言语欺骗检测研究依赖于叙述，通常假设陈述是真实的或欺骗性的。一个更现实的观点认为，陈述的真实性存在于一个连续体中，真实和欺骗的部分嵌入在同一个陈述中。然而，对嵌入式谎言的研究相对滞后。我们收集了一个新颖的数据集，其中包含2088个带有注释的谎言的真实和欺骗性陈述。使用平衡的主题内设计，参与者提供了两个版本的自传式事件。一种是真实的描述，另一种是欺骗性的，包括嵌入的谎言。随后，参与者强调了这些隐含的谎言，并根据谎言中心性、欺骗性和来源来判断它们。我们的研究表明，经过微调的语言模型（Llama-3-8B）可以对真实陈述和包含嵌入谎言的陈述进行分类，其准确率显著高于机会水平（64%）。个体差异、语言特性和可解释性分析表明，将刻度盘移向嵌入谎言的挑战源于它们与真实陈述的相似性。典型的欺骗性陈述由2/3的真实信息和1/3的嵌入谎言组成，主要来自过去的个人经历，与真实陈述的语言差异很小。我们将此数据集作为解决这一挑战的新资源，并促进嵌入式谎言在言语欺骗检测方面的研究。

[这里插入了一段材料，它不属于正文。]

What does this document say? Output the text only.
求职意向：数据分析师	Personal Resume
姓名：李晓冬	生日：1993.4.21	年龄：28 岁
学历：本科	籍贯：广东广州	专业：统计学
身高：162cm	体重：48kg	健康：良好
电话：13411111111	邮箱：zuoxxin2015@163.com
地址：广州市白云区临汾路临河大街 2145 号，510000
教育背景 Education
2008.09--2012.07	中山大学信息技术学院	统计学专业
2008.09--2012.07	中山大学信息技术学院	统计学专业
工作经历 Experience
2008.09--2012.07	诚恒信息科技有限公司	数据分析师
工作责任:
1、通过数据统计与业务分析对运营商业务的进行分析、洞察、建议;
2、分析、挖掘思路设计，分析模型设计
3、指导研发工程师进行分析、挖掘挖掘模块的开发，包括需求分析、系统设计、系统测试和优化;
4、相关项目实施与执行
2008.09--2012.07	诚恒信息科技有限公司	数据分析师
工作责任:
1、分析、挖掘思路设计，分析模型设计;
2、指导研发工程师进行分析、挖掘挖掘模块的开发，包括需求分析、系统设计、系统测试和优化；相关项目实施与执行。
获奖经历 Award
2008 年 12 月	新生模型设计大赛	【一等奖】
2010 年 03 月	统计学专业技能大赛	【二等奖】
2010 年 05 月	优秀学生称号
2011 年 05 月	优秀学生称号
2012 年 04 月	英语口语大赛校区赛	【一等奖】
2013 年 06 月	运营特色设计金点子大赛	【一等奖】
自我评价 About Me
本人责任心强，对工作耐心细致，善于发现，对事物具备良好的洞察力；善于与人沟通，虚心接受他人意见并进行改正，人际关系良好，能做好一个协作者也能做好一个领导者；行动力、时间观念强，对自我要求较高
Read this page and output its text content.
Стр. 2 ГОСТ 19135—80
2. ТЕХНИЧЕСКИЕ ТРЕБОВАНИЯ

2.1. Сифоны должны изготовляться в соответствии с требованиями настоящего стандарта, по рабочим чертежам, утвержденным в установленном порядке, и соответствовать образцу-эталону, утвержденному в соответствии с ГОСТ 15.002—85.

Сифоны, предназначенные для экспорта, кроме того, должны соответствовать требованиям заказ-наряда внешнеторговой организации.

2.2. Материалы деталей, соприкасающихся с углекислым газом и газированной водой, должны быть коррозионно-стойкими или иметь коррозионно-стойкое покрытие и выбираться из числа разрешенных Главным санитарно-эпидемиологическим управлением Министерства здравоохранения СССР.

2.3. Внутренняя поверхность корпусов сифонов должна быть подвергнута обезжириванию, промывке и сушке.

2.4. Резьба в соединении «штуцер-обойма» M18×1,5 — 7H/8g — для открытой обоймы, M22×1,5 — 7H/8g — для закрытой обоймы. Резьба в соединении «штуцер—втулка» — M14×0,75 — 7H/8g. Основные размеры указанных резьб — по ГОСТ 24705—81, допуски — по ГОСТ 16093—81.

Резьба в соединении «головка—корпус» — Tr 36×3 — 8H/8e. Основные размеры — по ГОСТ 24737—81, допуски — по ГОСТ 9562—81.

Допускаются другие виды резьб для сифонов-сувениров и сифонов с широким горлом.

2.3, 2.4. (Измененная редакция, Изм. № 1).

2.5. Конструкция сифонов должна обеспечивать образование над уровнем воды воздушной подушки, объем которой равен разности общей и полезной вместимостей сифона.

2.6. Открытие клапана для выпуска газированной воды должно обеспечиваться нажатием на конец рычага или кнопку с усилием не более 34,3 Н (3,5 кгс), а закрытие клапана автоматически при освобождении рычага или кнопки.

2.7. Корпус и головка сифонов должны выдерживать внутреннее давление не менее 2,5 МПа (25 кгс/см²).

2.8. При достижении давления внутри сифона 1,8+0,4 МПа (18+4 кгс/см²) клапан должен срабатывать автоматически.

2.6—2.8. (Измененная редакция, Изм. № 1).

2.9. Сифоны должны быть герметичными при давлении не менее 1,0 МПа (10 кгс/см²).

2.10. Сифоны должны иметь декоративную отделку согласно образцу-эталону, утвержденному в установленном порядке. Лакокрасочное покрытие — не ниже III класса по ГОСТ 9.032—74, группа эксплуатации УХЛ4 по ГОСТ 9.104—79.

本文章由计算机程序翻译，如有差异，请以英文原文为准。

Examining embedded lies through computational text analysis.

查看原文本刊更多论文

Examining embedded lies through computational text analysis.

Verbal deception detection research relies on narratives and commonly assumes statements as truthful or deceptive. A more realistic perspective acknowledges that the veracity of statements exists on a continuum, with truthful and deceptive parts being embedded within the same statement. However, research on embedded lies has been lagging behind. We collected a novel dataset of 2,088 truthful and deceptive statements with annotated embedded lies. Using a counterbalanced within-subjects design, participants provided two versions of an autobiographical event. One was described truthfully, and the other one deceptively by including embedded lies. Participants later highlighted those embedded lies and judged them on lie centrality, deceptiveness, and source. We show that a fine-tuned language model (Llama-3-8B) can classify truthful statements and those containing embedded lies significantly above the chance level (64% accuracy). Individual differences, linguistic properties, and explainability analysis suggest that the challenge of moving the dial towards embedded lies stems from their resemblance to truthful statements. Typical deceptive statements consisted of 2/3 truthful information and 1/3 embedded lies, largely derived from past personal experiences and with minimal linguistic differences from their truthful counterparts. We present this dataset as a novel resource to address this challenge and foster research on embedded lies in verbal deception detection.

求助全文

通过发布文献求助，成功后即可免费获取论文全文。去求助

来源期刊

Scientific Reports Natural Science Disciplines-

CiteScore

7.50

自引率

4.30%

发文量

19567

审稿时长

3.9 months

期刊介绍： We publish original research from all areas of the natural sciences, psychology, medicine and engineering. You can learn more about what we publish by browsing our specific scientific subject areas below or explore Scientific Reports by browsing all articles and collections. Scientific Reports has a 2-year impact factor: 4.380 (2021), and is the 6th most-cited journal in the world, with more than 540,000 citations in 2020 (Clarivate Analytics, 2021). •Engineering Engineering covers all aspects of engineering, technology, and applied science. It plays a crucial role in the development of technologies to address some of the world''s biggest challenges, helping to save lives and improve the way we live. •Physical sciences Physical sciences are those academic disciplines that aim to uncover the underlying laws of nature — often written in the language of mathematics. It is a collective term for areas of study including astronomy, chemistry, materials science and physics. •Earth and environmental sciences Earth and environmental sciences cover all aspects of Earth and planetary science and broadly encompass solid Earth processes, surface and atmospheric dynamics, Earth system history, climate and climate change, marine and freshwater systems, and ecology. It also considers the interactions between humans and these systems. •Biological sciences Biological sciences encompass all the divisions of natural sciences examining various aspects of vital processes. The concept includes anatomy, physiology, cell biology, biochemistry and biophysics, and covers all organisms from microorganisms, animals to plants. •Health sciences The health sciences study health, disease and healthcare. This field of study aims to develop knowledge, interventions and technology for use in healthcare to improve the treatment of patients.